Conclusion: NLR is a promising and cost-effective method for the prediction of a poor outcome in critically ill patients with cirrhosis hospitalized in the ICU and shows greater accuracy in those with ACLF.

中性粒细胞/淋巴细胞比值在肝硬化合并急性-慢性肝衰竭患者中的预后价值。
背景/目的:在重症监护病房(ICU)住院的肝硬化患者发生急性慢性肝衰竭(ACLF)和短期死亡的风险很高。ACLF发病机制的一个主要因素是全身性炎症,其评估包括使用替代标记物,如中性粒细胞与淋巴细胞比率(NLR)。本研究旨在评估NLR在预测ICU住院的肝硬化和ACLF患者预后方面的准确性。材料和方法:这是一项回顾性观察性研究,研究对象是罗马尼亚某三级保健中心ICU住院的肝硬化急性失代偿患者。根据CANONIC标准定义ACLF,用中性粒细胞绝对计数除以淋巴细胞绝对计数计算NLR。结果:共纳入70例患者,其中70%为男性,平均年龄62±6.2岁。58例(82.9%)患者被诊断为ACLF,其住院死亡率高于非ACLF患者(84.5% vs. 33.3%, p=0.001)。平均NLR值为11.7±9.5,非幸存者高于幸存者(12.6±9.8比8.6±7.8,p=0.170)。
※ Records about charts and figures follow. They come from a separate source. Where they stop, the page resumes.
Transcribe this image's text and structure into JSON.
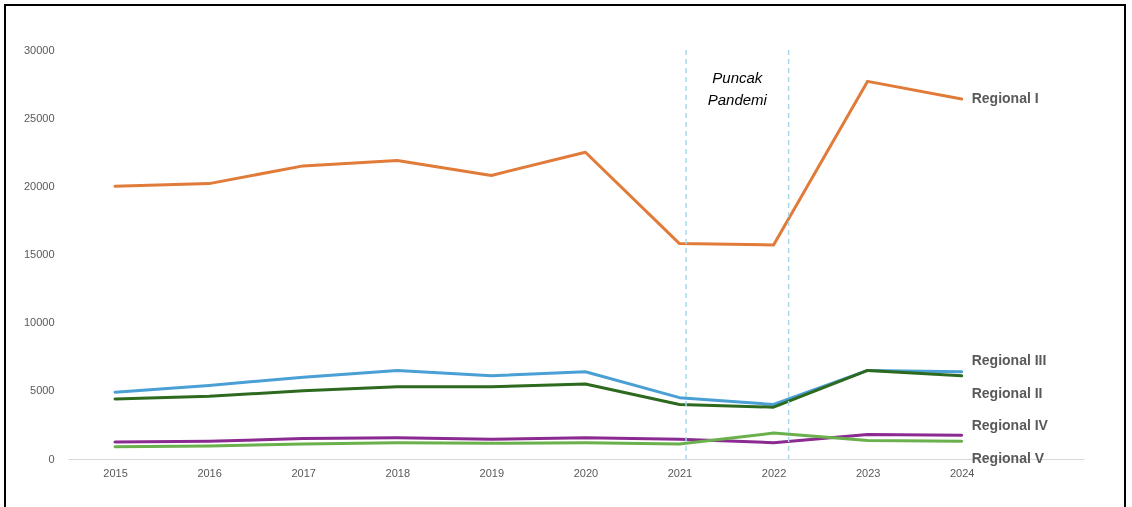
{
  "chart_data": {
    "type": "line",
    "x": [
      2015,
      2016,
      2017,
      2018,
      2019,
      2020,
      2021,
      2022,
      2023,
      2024
    ],
    "xlim": [
      2014.5,
      2025.3
    ],
    "xticks": [
      2015,
      2016,
      2017,
      2018,
      2019,
      2020,
      2021,
      2022,
      2023,
      2024
    ],
    "ylim": [
      0,
      30000
    ],
    "yticks": [
      0,
      5000,
      10000,
      15000,
      20000,
      25000,
      30000
    ],
    "grid": false,
    "legend": false,
    "line_style": "solid",
    "marker": "none",
    "series": [
      {
        "name": "Regional I",
        "color": "#e07b39",
        "values": [
          20000,
          20200,
          21500,
          21900,
          20800,
          22500,
          15800,
          15700,
          27700,
          26400
        ]
      },
      {
        "name": "Regional III",
        "color": "#4a9fd4",
        "values": [
          4900,
          5400,
          6000,
          6500,
          6100,
          6400,
          4500,
          4000,
          6500,
          6400
        ]
      },
      {
        "name": "Regional II",
        "color": "#2d6a1f",
        "values": [
          4400,
          4600,
          5000,
          5300,
          5300,
          5500,
          4000,
          3800,
          6500,
          6100
        ]
      },
      {
        "name": "Regional IV",
        "color": "#8b2a91",
        "values": [
          1250,
          1300,
          1500,
          1550,
          1450,
          1550,
          1450,
          1200,
          1800,
          1750
        ]
      },
      {
        "name": "Regional V",
        "color": "#6ab04c",
        "values": [
          900,
          950,
          1100,
          1200,
          1150,
          1200,
          1100,
          1900,
          1350,
          1300
        ]
      }
    ],
    "ref_lines": [
      {
        "axis": "x",
        "value": 2021.07,
        "color": "#a8d8ea",
        "line_style": "dashed"
      },
      {
        "axis": "x",
        "value": 2022.16,
        "color": "#a8d8ea",
        "line_style": "dashed"
      }
    ],
    "annotations": [
      "Puncak Pandemi"
    ]
  }
}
NLR对无ACLF患者预后的预测准确性较差(曲线下面积[AUC]=0.611),但对有ACLF患者预后的预测准确性较好(AUC=0.776)。肝硬化和NLR高的患者胆红素水平较高;child - turcote - pugh评分较高;腹水、凝血和循环衰竭的发生率较高,预后较差。受试者工作特征分析显示child - turcote - pugh评分(AUC= 0.864)和NLR (AUC=0.732)预测死亡率具有良好的准确性。结论:NLR是预测重症监护病房肝硬化危重患者预后不良的一种有前景且具有成本效益的方法,在ACLF患者中具有更高的准确性。
本文章由计算机程序翻译,如有差异,请以英文原文为准。